ユーロ高を背景に経済力を増す欧州が、G8財務省会合で日米連合(?)との対立姿勢を鮮明に打ち出したとのこと。とくに議長国であるドイツは、争点となっているヘッジファンドへの規制強化を頑なに主張する姿勢を崩さなかったという。

『大手ヘッジファンドを数多く抱える英米は「自由な投資活動を制限すべきではない」と規制に一貫して慎重だった。シュタインブリュック独財務相はヘッジファンドに資金を供給する金融機関の監視を強化することで最後は妥協したが、今後も議論を続ける姿勢だけは曲げなかった。
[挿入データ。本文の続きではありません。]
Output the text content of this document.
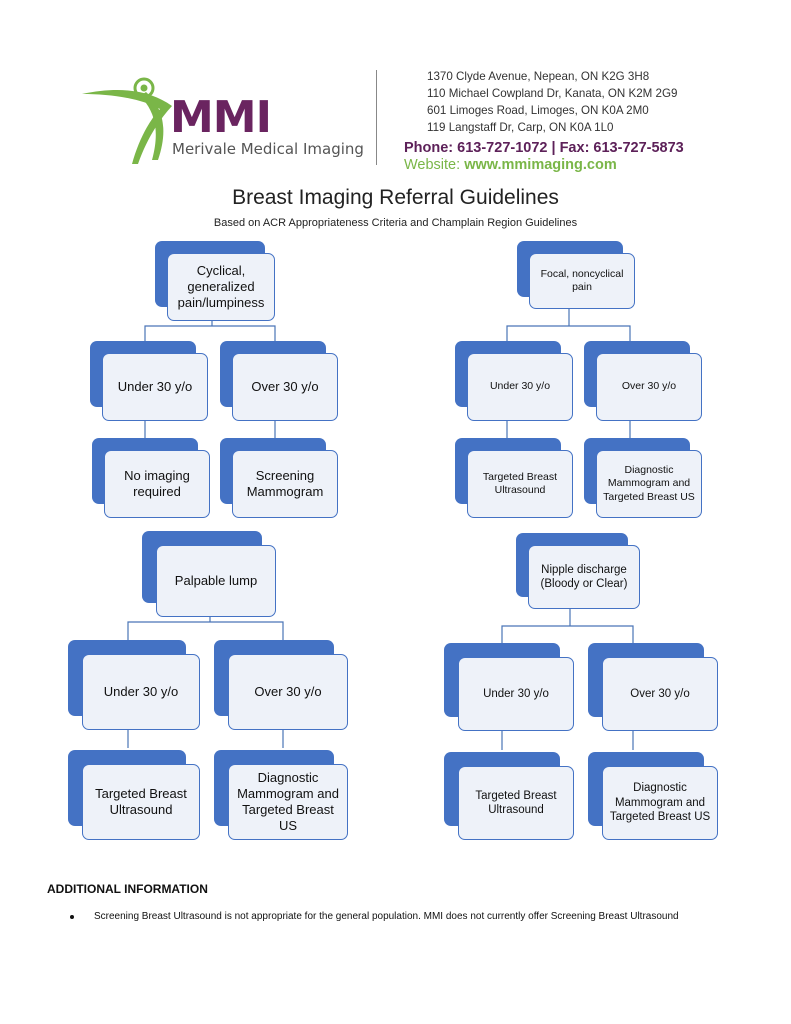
MMI
Merivale Medical Imaging
1370 Clyde Avenue, Nepean, ON K2G 3H8
110 Michael Cowpland Dr, Kanata, ON K2M 2G9
601 Limoges Road, Limoges, ON K0A 2M0
119 Langstaff Dr, Carp, ON K0A 1L0
Phone: 613-727-1072 | Fax: 613-727-5873
Website: www.mmimaging.com
Breast Imaging Referral Guidelines
Based on ACR Appropriateness Criteria and Champlain Region Guidelines
Cyclical, generalized pain/lumpiness
Under 30 y/o	Over 30 y/o
No imaging required
Screening Mammogram
Focal, noncyclical pain
Under 30 y/o	Over 30 y/o
Targeted Breast Ultrasound
Diagnostic Mammogram and Targeted Breast US
Palpable lump
Under 30 y/o	Over 30 y/o
Targeted Breast Ultrasound
Diagnostic Mammogram and Targeted Breast US
Nipple discharge (Bloody or Clear)
Under 30 y/o	Over 30 y/o
Targeted Breast Ultrasound
Diagnostic Mammogram and Targeted Breast US
ADDITIONAL INFORMATION
Screening Breast Ultrasound is not appropriate for the general population. MMI does not currently offer Screening Breast Ultrasound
』

日本の金融当局者の中には、ヘッジファンドから直接的な影響を受けていないドイツがなぜこれほどまでに規制に積極的なのか、原因を把握しきれず怪しむ向きもあるようだ(当局者であれば、それなりの情報収集・調査はしてほしいけど・・・)
しかし元外交官の原田武夫氏は、ドイツの西部州立銀行が株の取引で数百万ユーロの損害をこうむったと報道したフィナンシャル・タイムズの記事を引き合いに出し、同銀行の損害がヘッジファンド勢に目をつけられることになれば、さらにダメージが拡大する危険性があることを示唆している。このような事件が背景にあることを考慮すれば、ドイツ政府が、国内の有力銀行を危機に陥れかねないヘッジファンドに対する規制を熱心に主張するのも、ごく自然なことと言えないだろうか。

金融市場でも力を強めるユーロを背景に欧州の存在感が際立った同会合は、ヘッジファンドの「規制」ではなく、「監視」の強化を各国の金融監督当局に対して求める共同声明を採択して閉幕した模様。